Kyoshi, de son côté, avait fait un double effort vestimentaire, d’abord par sa recherche et ensuite par son classicisme. Certes, la minijupe tenait beaucoup de la ceinture large et certains de ses bijoux ne laissaient aucun doute à l’œil exercé quant à ses habitudes sexuelles, mais les bas à dentelles, la chemise brodée et le gilet étaient positivement sobres par rapport aux habitudes de la jeune femme.

— Petite mine, aujourd’hui. J’en conclus que les rumeurs d’une soirée agitée s’avèrent plutôt exactes.

Kyoshi rougit, ce qui amusa son vis-à-vis.

— Je ne savais pas que tu me faisais suivre.

— Kyoshi, voyons, comme si c’était mon genre ! Simplement, DQ sortait du Dark Club au moment de l’altercation.

DQ, autrement dit Lady Della Quera, grand-maître – autrement dit, chef – de la Rose de Mars. Kyoshi ignorait qu’elle avait ses entrées au Dark, même si ça ne l’étonnait pas. Le club avait une certaine réputation chez les férus d’occultisme et, si les quatre-cinquièmes étaient pour la galerie, il y avait une part non négligeable d’authentique.

— Je vois, grimaça-t-elle. Bon, je suppose que ça aurait pu être pire, elle aurait pu me croiser au Spartacus.
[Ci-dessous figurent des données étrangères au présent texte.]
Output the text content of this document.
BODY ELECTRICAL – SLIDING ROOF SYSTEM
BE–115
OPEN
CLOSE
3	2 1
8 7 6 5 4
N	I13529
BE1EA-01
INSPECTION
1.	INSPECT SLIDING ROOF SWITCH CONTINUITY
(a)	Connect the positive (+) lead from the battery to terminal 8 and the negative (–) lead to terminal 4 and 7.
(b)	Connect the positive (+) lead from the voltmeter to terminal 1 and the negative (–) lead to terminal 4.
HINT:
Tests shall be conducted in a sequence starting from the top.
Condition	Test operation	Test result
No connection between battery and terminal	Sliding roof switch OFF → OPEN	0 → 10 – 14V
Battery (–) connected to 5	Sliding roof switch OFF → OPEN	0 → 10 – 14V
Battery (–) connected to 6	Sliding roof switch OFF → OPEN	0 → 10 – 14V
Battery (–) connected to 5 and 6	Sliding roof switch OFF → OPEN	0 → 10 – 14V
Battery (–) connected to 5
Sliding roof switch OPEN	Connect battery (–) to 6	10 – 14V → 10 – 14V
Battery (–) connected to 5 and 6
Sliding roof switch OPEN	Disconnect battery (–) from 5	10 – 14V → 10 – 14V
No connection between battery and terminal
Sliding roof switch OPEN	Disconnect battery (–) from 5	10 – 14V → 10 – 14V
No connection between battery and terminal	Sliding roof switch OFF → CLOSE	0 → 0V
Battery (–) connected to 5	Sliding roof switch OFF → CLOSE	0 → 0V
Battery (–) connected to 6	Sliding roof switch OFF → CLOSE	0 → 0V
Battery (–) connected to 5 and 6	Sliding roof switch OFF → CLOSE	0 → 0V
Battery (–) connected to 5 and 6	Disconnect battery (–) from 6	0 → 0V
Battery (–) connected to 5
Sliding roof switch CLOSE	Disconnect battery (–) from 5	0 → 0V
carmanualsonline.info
Mais elle ne s’en serait peut-être pas vantée.

Rinaldo, un peu vieux jeu, piqua un fard à l’évocation de la grande boîte de nuit BDSM de la ville, mais ne put s’empêcher de rire.

— Sans doute que non.

— Au fait, tu l’as sorti d’où, cet Arko ?

— « La perle des gens de maison » ?

Kyoshi sourit à la référence cinématographique autant qu’au désastreux accent de son père, qui continua :

— Oh, cela fait quelques temps que nous l’employons comme exa, sur certaines missions. Excellent pilote, surtout pour les véhicules terrestres, un flair certain pour l’acquisition d’équipements sensibles et des compétences indéniables dans les situations où une saine violence est requise.

« Exa » pour external agent, un agent extérieur de la Rose de Mars ; un peu comme un mercenaire, mais pour des missions plus bizarres et mieux payées. Ça expliquait beaucoup de choses.

— Je vois le genre.

— Évitez juste les territoires highlanders, je crois que leurs services de police lui reprochent encore quelques frasques de jeunesse…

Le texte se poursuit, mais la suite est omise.